Read it again: Municipal Fiber at 1 gigabit symmetric for $50/month, if you sign up in the first 30 days. It will probably be $60-100/month after that.
All of America's modest sized cities can do this, it is neither technically nor financially difficult. For a city of 90,000, the bond was $42 million, requiring only 30% uptake to break even. Uptake beyond that simply shortens the payoff and turns everything into community profit, lowering all utility bills.
State regulation created by lobbyists could not stop the Longmont project, and seven more Colorado cities voted in November 2014 to do the same. Montrose CO has already voted the same as Longmont. Boulder voters voted an overwhelming 84% YES to overcome the Colorado legislature's laws preventing them from doing this.
AT&T is afraid of Municipal competition, and they should be. Comcast did not even speak at the Longmont City hearings, though they were there. CenturyLink did speak, and threatened both the Mayor and City Council of Longmont.
"Longmont will pay the price!" - CenturyLink
CenturyLink really did say this. Over and over and over.
Once up a time when Russia left a United Nations meeting in a tiff, the rest of the nations quickly adopted resolutions they could not veto. America's cities should do the same while AT&T has left the room.
Every single city where AT&T has "paused" should pick up the Municipal Fiber mantra. The point is not to make AT&T come back to the table. The point is to tell them "you may go away now, you have extracted enough of our community blood while returning nothing."

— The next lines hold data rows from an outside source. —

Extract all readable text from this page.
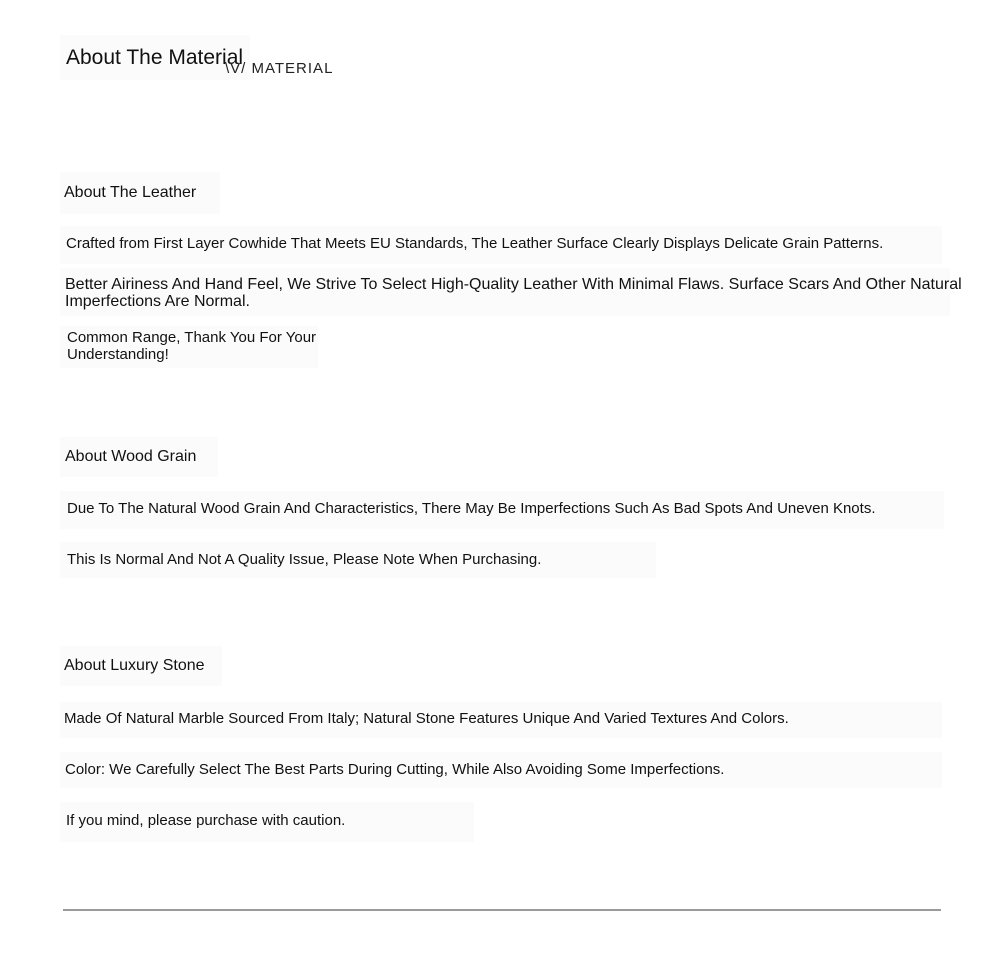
About The Material
\V/ MATERIAL
About The Leather
Crafted from First Layer Cowhide That Meets EU Standards, The Leather Surface Clearly Displays Delicate Grain Patterns.
Better Airiness And Hand Feel, We Strive To Select High-Quality Leather With Minimal Flaws. Surface Scars And Other Natural Imperfections Are Normal.
Common Range, Thank You For Your Understanding!
About Wood Grain
Due To The Natural Wood Grain And Characteristics, There May Be Imperfections Such As Bad Spots And Uneven Knots.
This Is Normal And Not A Quality Issue, Please Note When Purchasing.
About Luxury Stone
Made Of Natural Marble Sourced From Italy; Natural Stone Features Unique And Varied Textures And Colors.
Color: We Carefully Select The Best Parts During Cutting, While Also Avoiding Some Imperfections.
If you mind, please purchase with caution.
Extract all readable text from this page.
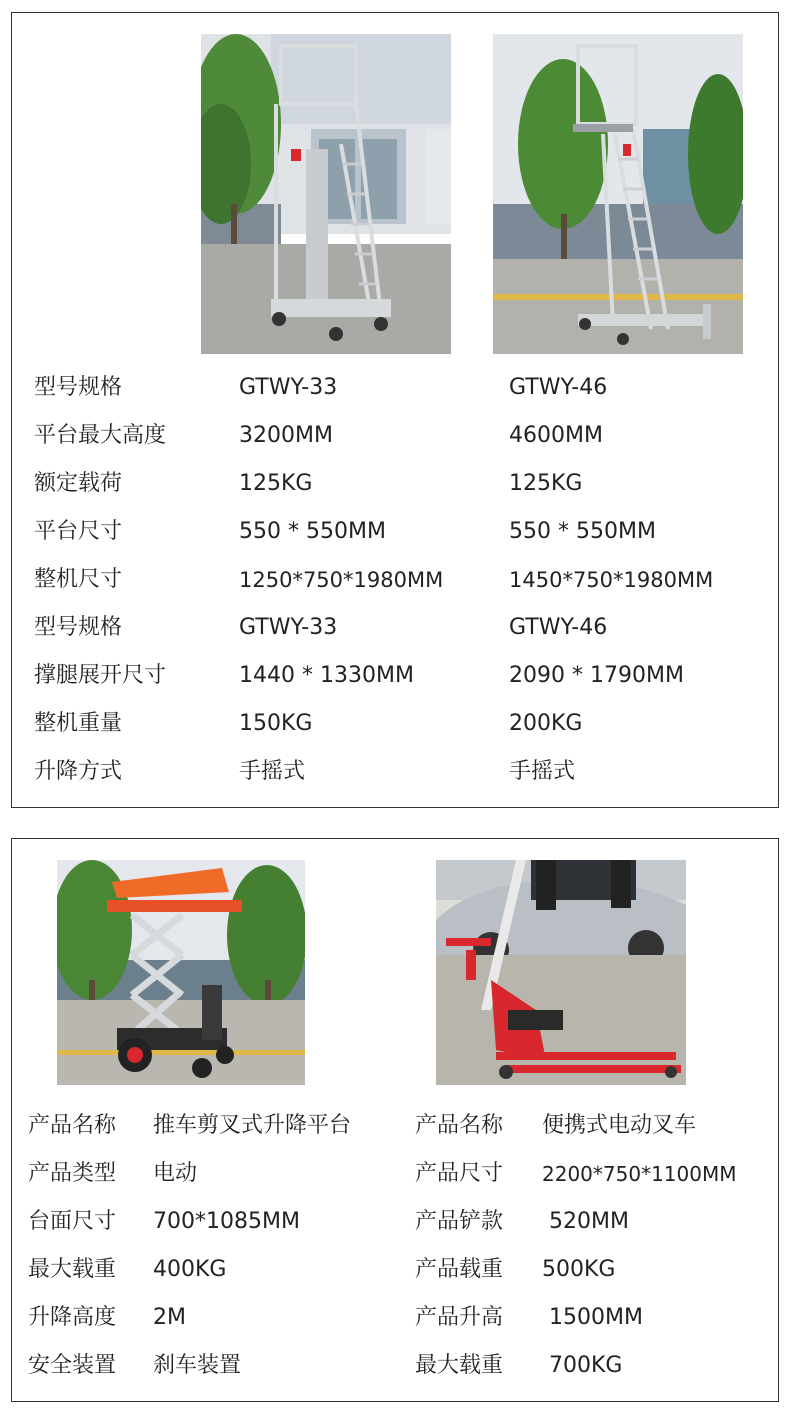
型号规格	GTWY-33	GTWY-46
平台最大高度	3200MM	4600MM
额定载荷	125KG	125KG
平台尺寸	550 * 550MM	550 * 550MM
整机尺寸	1250*750*1980MM	1450*750*1980MM
型号规格	GTWY-33	GTWY-46
撑腿展开尺寸	1440 * 1330MM	2090 * 1790MM
整机重量	150KG	200KG
升降方式	手摇式	手摇式
产品名称 推车剪叉式升降平台
产品类型 电动
台面尺寸 700*1085MM
最大载重 400KG
升降高度 2M
安全装置 刹车装置
产品名称 便携式电动叉车
产品尺寸 2200*750*1100MM
产品铲款 520MM
产品载重 500KG
产品升高 1500MM
最大载重 700KG
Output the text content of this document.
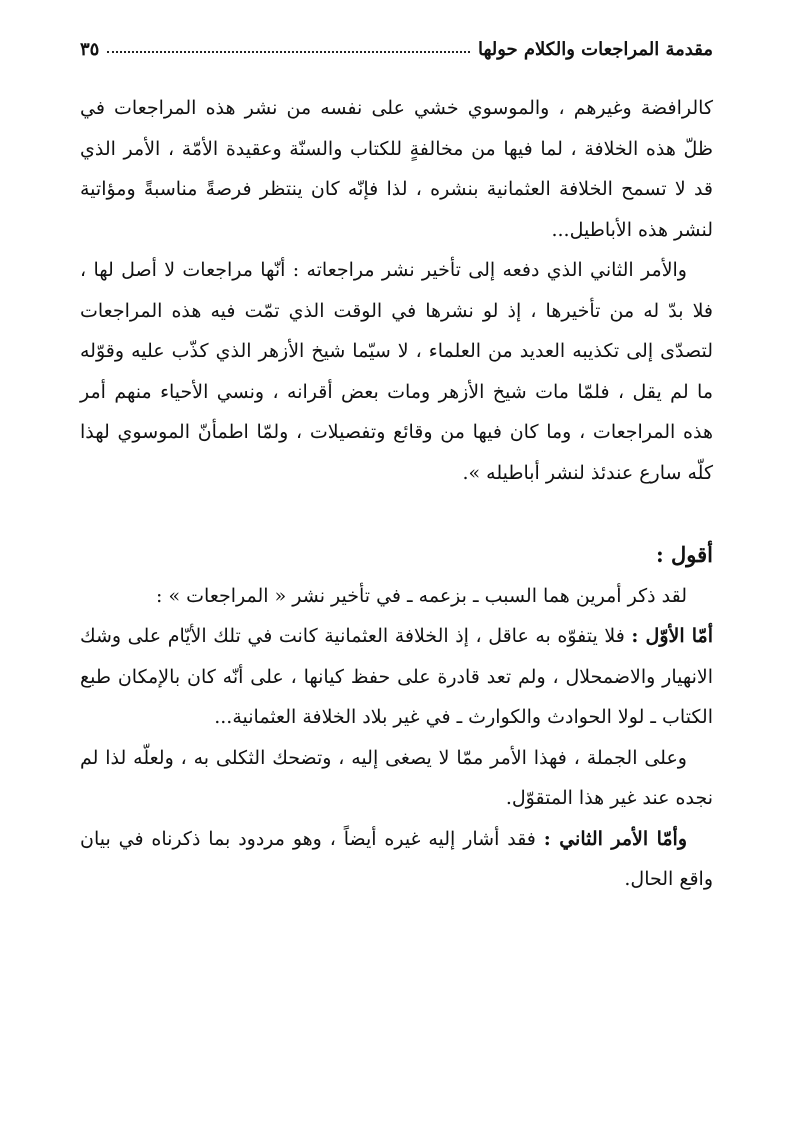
مقدمة المراجعات والكلام حولها
٣٥

كالرافضة وغيرهم ، والموسوي خشي على نفسه من نشر هذه المراجعات في ظلّ هذه الخلافة ، لما فيها من مخالفةٍ للكتاب والسنّة وعقيدة الأمّة ، الأمر الذي قد لا تسمح الخلافة العثمانية بنشره ، لذا فإنّه كان ينتظر فرصةً مناسبةً ومؤاتية لنشر هذه الأباطيل...

والأمر الثاني الذي دفعه إلى تأخير نشر مراجعاته : أنّها مراجعات لا أصل لها ، فلا بدّ له من تأخيرها ، إذ لو نشرها في الوقت الذي تمّت فيه هذه المراجعات لتصدّى إلى تكذيبه العديد من العلماء ، لا سيّما شيخ الأزهر الذي كذّب عليه وقوّله ما لم يقل ، فلمّا مات شيخ الأزهر ومات بعض أقرانه ، ونسي الأحياء منهم أمر هذه المراجعات ، وما كان فيها من وقائع وتفصيلات ، ولمّا اطمأنّ الموسوي لهذا كلّه سارع عندئذ لنشر أباطيله ».

أقول :

لقد ذكر أمرين هما السبب ـ بزعمه ـ في تأخير نشر « المراجعات » :

أمّا الأوّل : فلا يتفوّه به عاقل ، إذ الخلافة العثمانية كانت في تلك الأيّام على وشك الانهيار والاضمحلال ، ولم تعد قادرة على حفظ كيانها ، على أنّه كان بالإمكان طبع الكتاب ـ لولا الحوادث والكوارث ـ في غير بلاد الخلافة العثمانية...

وعلى الجملة ، فهذا الأمر ممّا لا يصغى إليه ، وتضحك الثكلى به ، ولعلّه لذا لم نجده عند غير هذا المتقوّل.

وأمّا الأمر الثاني : فقد أشار إليه غيره أيضاً ، وهو مردود بما ذكرناه في بيان واقع الحال.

Please do this, you must do this: tell your City Council what Longmont, CO, Chattanooga TN, Cedar Falls, IA, Wilson, NC and Lafayette LA are doing. The plan is simple, own all of your own utilities, with fiber paving the way for lower bills all across all utilities, while keeping the money in your own community.
Taking action is remarkably easy. If you don't, you have no one to blame for your ISP choices.
Two percent of zero is almost nothing.